Space on non-operational land at nineteen of the business’ sites has been handed to members of the British Bee Keeper’s Association to keep their beehives.
The Department for Environment Food and Rural Affairs awarded Grid National Grid the Bees’ Needs Construction Award for its efforts.
The sites are crucial in providing a safe space for the endangered honeybee, a significant pollinator whose habitats are declining.
A lack of forage as a result of intensive farming, as well as losses caused by pesticides, pests and diseases, has led to a dramatic decline in honeybee numbers in recent years.
That’s a real problem because the bees pollinate up to a third of everything we eat, including a range of important crops such as oilseed rape, apples and strawberries.
The chosen National Grid sites are also managed to make land more pollinator friendly, with wildflower meadows and schedules for mowing sites changed to encourage flower growth between April and September to create refuelling stations for wild pollinators.
Other pollinator heroes honoured at the awards include the Grow Mayow community garden with its own nectar bar, and beekeepers at the Severn Valley Country Park who harvest mason bee larvae for local fruit growers.

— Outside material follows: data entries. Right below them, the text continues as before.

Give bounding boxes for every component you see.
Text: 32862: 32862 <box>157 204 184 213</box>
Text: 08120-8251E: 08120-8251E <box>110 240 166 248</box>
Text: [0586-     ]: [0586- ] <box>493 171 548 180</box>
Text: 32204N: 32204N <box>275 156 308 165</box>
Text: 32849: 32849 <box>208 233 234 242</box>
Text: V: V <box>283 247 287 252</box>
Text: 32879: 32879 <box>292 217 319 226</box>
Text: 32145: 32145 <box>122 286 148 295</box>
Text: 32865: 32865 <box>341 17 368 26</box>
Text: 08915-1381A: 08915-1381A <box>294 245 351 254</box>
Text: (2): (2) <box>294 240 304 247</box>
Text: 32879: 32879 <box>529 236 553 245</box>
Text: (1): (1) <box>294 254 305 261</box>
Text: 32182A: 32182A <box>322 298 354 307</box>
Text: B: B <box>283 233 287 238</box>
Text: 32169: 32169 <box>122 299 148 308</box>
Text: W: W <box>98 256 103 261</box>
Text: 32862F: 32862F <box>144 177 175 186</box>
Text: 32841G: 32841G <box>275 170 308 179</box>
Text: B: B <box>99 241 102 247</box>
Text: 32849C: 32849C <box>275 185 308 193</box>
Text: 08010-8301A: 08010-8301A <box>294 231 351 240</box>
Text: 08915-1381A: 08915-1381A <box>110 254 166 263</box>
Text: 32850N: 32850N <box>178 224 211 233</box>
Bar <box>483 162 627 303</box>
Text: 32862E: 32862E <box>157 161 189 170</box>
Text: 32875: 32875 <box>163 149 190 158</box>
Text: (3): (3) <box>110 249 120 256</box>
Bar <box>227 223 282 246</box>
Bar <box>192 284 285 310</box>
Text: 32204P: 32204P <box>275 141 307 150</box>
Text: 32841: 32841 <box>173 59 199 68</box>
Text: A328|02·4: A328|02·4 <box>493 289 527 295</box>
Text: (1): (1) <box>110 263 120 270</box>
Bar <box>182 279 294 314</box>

Supporting Defra’s National Pollinator Strategy is just one of the ways National Grid is enhancing biodiversity in the areas it operates in as part of its environmental sustainability strategy.
Senior Sustainability Advisor Cirhan Truswell said: “Many of our sites are ideal habitats for pollination. And since we started our pollinator project the response from local beekeepers and our employees has been hugely positive, so it is great to be recognised for our work.”